The discovery of the ‘phosphoinositide effect’ by Hokin and Hokin as early as in 1953 (Hokin and Hokin, 1953) demonstrating that acetylcholine could stimulate the incorporation of 32Pi into phosphatidylinositol (PI) and phosphatidic acid (PA), revealed the association between hormone action and phospholipid turnover. Later, the agonistinduced phosphoinositide turnover and its relationship to Ca2+ signaling were described (Michell, 1975). The fact that the hydrolysis of phosphatidylinositol bisphosphate (PIP2) by a phosphoinositide – specific phospholipase C yields two second messengers: 1,2-diacylglycerol (DAG), which activates protein kinase C and inositol 1,4,5-trisphosphate (IP3) which mobilizes Ca2+ from intracellular stores, was demonstrated (Streb et al., 1983).

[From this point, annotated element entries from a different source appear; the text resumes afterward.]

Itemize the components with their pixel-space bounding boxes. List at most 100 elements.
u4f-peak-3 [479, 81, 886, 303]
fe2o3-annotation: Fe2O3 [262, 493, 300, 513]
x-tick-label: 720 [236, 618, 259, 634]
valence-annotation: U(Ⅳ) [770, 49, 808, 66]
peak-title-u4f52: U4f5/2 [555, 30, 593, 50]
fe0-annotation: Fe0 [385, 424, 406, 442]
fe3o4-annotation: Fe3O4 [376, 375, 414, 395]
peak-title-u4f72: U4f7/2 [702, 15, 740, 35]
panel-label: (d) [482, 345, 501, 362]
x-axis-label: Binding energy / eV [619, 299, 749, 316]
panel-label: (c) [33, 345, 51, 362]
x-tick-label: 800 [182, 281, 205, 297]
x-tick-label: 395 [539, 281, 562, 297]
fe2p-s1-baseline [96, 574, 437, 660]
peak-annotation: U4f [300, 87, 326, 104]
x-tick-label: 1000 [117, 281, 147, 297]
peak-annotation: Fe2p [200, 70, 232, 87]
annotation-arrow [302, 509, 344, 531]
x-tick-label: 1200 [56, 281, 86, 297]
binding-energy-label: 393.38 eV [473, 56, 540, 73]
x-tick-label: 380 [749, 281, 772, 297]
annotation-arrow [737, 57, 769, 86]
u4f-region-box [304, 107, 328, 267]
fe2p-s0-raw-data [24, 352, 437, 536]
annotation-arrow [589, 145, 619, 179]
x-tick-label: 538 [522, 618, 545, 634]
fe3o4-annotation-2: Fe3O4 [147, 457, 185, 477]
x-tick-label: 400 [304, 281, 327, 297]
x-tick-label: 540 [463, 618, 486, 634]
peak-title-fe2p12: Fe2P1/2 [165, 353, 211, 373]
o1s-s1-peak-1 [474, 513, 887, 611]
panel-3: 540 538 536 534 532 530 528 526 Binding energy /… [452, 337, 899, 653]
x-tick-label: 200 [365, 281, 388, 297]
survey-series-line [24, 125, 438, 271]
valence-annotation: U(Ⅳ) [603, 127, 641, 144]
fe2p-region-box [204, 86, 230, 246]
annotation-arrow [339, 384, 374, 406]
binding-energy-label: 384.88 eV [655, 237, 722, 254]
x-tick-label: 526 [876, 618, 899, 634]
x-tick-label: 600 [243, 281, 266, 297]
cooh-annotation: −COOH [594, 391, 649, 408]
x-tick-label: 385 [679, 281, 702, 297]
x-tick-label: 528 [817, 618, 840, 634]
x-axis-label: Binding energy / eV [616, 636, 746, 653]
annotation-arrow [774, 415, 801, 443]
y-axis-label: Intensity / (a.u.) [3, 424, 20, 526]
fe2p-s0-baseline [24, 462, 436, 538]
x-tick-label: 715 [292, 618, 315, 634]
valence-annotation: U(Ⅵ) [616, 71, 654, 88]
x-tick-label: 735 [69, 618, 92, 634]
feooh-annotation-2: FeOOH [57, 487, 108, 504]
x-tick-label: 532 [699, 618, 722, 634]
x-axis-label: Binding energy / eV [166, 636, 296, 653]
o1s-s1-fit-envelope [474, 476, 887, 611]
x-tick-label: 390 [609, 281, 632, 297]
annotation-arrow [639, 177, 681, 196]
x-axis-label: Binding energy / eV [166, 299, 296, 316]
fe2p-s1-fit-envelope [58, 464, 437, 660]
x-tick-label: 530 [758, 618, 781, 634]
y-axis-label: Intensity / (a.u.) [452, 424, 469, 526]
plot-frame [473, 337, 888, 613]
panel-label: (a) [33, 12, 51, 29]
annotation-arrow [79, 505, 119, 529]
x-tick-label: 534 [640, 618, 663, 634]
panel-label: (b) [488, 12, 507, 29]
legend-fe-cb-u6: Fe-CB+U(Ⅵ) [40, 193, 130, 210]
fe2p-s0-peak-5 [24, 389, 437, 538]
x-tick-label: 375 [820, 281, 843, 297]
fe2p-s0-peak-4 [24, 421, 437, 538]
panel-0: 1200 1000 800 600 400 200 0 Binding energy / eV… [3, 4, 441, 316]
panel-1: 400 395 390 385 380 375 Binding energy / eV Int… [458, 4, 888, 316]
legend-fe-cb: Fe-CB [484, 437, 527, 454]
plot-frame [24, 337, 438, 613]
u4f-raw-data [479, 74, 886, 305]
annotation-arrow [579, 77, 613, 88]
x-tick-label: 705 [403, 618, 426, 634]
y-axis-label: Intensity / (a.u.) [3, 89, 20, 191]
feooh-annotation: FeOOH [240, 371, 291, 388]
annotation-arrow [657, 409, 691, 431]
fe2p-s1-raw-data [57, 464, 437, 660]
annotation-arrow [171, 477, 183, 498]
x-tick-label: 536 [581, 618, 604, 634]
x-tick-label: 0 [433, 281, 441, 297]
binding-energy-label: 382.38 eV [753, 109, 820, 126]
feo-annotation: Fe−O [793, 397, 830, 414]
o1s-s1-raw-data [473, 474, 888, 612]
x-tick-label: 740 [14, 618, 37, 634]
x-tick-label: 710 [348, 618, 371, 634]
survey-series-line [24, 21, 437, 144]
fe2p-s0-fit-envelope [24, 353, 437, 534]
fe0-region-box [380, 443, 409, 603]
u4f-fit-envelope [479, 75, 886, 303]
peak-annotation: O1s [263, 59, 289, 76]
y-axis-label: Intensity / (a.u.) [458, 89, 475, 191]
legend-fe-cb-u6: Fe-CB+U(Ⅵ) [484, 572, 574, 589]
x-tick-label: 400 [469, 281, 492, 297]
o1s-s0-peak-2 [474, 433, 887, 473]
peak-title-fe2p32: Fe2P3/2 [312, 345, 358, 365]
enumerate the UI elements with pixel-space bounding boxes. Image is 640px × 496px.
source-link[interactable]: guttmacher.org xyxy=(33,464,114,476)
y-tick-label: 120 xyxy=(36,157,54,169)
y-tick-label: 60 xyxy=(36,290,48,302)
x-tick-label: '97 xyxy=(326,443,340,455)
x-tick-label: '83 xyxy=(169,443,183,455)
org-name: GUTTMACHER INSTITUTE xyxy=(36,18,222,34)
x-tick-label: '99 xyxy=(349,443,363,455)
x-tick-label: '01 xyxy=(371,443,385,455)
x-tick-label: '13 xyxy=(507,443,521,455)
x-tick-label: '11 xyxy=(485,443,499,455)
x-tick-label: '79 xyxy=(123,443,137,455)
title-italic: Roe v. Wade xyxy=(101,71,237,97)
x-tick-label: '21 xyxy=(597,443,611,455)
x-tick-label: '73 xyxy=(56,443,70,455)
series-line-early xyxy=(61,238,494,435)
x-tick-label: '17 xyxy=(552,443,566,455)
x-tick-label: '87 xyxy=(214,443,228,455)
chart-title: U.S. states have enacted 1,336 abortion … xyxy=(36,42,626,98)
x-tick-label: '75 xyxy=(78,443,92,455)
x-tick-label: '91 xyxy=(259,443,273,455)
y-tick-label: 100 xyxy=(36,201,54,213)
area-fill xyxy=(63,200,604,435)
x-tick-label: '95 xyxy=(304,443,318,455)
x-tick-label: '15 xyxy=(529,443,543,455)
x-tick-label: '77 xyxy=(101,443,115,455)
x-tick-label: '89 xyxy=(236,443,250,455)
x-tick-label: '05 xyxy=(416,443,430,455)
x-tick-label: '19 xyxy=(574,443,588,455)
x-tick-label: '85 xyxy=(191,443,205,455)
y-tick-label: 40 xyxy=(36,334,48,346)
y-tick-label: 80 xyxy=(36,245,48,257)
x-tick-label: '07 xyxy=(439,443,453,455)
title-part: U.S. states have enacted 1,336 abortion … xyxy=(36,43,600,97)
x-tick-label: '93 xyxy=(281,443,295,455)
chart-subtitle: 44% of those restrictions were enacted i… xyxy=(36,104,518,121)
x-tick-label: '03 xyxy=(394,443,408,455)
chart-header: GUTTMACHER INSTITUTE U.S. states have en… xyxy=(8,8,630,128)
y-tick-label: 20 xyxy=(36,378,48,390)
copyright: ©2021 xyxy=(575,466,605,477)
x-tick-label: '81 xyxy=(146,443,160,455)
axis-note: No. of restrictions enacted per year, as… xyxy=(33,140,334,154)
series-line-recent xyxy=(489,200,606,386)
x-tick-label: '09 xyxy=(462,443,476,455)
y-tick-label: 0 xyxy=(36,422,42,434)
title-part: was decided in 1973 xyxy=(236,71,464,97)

Although reported some years ago, this phosphoinositide field is currently one of the most interesting fields in biochemistry, which has witnessed during the past decade a tremendous increase in the knowledge of the PI pathway. To gain more insights into this field the following roles are studied: the nuclear metabolism of the PI cycle, the role of phosphatases and the role of higher phosphorylated forms as IP4, IP5 and IP6 (Heslop et al., 1985; Malviya et al., 1990; Henzi and McDermott, 1992). In this regard, phosphoinositide-mediated signal transduction in the nervous system is no exception, and a general view of the PI pathway is now available (Fisher et al., 1992).